Эта прогулка по Истории выбивала из нас чувство времени.

Отправившись к Господину Кларе сразу после второго завтрака, мы вдруг с удивлением обнаруживали, что уже пять часов пополудни. Требовалось какое-нибудь счастливое завершение дня, в который нам довелось услышать о стольких трагедиях. Лицо Господина Кларе внезапно озарялось несказанным счастьем, и он переходил к рассказу о сладостных увольнительных, а затем и о безумной радости, последовавшей за подписанием перемирия.

— Помнишь, Сьюзи, ты была тогда в Париже… Расскажи деткам о волне энтузиазма, которую эта потрясающая новость подняла на Бульварах.

Жена героя, муза творца, эгерия его жизни, танцевальная дива обретала свою величавую грацию и выделывала словесные антраша:

— О да, помню, словно это было вчера. Толпа без конца и без края заполонила улицы. Солдат несли на руках, все без удержу обнимались. Вокруг Оперы двадцать тысяч человек запели «Марсельезу». Группа фронтовиков начала петь национальный гимн, баритон Ноте подхватил его, а вечером его исполняла певица Марта Шеналь.

Заслыша прославленное и, судя по всему, дорогое ему имя, Господин Кларе не смог сдержать улыбку удовольствия.

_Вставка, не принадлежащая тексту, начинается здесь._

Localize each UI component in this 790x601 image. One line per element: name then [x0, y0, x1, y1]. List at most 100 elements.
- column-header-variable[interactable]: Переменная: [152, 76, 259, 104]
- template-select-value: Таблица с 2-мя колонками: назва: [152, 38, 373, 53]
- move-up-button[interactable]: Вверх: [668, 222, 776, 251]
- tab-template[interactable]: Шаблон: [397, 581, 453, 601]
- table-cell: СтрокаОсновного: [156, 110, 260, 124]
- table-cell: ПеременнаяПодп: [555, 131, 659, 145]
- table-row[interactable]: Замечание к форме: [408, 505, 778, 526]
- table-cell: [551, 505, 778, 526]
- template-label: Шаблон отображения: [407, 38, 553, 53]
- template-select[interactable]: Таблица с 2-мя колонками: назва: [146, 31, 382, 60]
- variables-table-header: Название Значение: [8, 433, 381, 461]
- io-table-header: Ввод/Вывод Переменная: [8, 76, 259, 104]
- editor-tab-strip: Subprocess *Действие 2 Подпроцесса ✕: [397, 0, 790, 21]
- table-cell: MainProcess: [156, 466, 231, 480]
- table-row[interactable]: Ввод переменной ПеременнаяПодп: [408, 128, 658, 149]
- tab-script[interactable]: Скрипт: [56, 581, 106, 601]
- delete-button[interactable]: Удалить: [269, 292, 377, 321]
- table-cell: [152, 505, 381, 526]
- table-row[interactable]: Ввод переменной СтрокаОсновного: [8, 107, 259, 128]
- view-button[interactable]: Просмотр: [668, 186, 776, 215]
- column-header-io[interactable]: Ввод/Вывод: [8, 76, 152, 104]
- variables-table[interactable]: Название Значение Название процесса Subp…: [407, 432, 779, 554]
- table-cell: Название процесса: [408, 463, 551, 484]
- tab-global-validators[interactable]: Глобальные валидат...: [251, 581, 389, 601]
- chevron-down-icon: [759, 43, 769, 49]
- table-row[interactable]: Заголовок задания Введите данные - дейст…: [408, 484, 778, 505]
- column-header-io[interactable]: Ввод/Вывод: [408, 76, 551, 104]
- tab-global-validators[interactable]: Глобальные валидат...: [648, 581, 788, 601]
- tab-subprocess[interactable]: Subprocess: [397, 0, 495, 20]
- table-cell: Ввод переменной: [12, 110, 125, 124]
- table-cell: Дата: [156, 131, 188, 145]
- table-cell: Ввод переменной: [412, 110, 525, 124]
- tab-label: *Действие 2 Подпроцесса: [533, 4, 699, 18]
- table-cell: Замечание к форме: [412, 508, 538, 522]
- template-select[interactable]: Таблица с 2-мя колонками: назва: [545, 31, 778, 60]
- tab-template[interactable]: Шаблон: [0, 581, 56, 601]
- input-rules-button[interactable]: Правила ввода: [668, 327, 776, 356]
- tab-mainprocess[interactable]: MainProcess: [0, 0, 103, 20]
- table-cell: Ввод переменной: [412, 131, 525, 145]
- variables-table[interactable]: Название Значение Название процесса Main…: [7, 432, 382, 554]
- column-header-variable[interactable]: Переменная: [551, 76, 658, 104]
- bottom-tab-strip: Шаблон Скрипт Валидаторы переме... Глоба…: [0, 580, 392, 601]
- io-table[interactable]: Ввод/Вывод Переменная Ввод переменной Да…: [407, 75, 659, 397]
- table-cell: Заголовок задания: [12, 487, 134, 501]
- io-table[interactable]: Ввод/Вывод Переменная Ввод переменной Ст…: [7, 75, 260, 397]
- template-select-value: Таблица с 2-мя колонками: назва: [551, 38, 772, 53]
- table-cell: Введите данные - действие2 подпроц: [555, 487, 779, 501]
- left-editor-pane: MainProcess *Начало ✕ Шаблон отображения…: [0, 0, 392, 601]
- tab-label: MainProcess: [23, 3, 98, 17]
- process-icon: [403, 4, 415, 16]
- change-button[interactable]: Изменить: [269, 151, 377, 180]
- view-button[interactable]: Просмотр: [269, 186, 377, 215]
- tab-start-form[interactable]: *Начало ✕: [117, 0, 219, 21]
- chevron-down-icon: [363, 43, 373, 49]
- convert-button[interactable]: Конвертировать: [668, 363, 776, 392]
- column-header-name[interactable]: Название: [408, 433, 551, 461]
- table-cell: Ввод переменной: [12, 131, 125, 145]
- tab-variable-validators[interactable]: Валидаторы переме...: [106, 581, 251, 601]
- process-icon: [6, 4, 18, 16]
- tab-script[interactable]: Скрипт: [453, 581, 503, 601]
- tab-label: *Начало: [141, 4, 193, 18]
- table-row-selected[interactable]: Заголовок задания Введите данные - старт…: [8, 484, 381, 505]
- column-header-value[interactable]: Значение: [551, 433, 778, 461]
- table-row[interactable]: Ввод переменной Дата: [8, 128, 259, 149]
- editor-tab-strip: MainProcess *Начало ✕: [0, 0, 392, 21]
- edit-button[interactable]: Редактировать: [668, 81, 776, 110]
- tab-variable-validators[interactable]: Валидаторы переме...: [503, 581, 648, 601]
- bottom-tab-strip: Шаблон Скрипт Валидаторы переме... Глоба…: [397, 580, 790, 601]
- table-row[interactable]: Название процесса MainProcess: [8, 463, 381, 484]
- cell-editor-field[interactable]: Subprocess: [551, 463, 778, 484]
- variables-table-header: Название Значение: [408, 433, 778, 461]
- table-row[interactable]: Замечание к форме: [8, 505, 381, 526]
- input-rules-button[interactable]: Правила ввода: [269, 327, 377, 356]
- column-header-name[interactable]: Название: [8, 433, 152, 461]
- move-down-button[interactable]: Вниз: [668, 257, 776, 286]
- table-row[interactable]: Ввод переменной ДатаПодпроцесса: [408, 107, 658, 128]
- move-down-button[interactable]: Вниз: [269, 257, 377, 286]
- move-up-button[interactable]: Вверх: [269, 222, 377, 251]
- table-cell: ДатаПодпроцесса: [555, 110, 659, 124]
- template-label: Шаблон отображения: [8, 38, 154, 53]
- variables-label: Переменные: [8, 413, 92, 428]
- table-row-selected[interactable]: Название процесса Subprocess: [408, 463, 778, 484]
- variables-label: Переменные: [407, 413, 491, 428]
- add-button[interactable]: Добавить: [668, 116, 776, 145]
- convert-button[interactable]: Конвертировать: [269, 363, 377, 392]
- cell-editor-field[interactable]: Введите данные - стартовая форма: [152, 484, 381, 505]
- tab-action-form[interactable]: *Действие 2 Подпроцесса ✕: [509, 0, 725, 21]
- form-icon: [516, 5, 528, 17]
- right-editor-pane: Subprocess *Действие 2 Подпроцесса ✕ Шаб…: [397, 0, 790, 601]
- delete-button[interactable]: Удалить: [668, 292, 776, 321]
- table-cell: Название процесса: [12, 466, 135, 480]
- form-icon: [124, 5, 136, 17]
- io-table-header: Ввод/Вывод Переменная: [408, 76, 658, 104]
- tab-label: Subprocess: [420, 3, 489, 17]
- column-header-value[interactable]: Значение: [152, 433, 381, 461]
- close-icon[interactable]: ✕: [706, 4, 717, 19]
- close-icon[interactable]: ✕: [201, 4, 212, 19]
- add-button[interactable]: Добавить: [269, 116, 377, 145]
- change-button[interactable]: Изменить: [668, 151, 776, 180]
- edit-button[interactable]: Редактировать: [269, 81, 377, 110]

Его жена не обратила на это внимания и продолжала:

— В давке, толкотне, среди переполнявшей всех радости, мы не замечали, что сверху за нами кто-то наблюдает. Жорж Клемансо, молчаливый и взволнованный, следил за происходящим из окна Гранд-Отеля. И вдруг его узнали, стали показывать на него, поднимая руки, и вскоре толпа, похожая на античный хор, устроила ему овацию.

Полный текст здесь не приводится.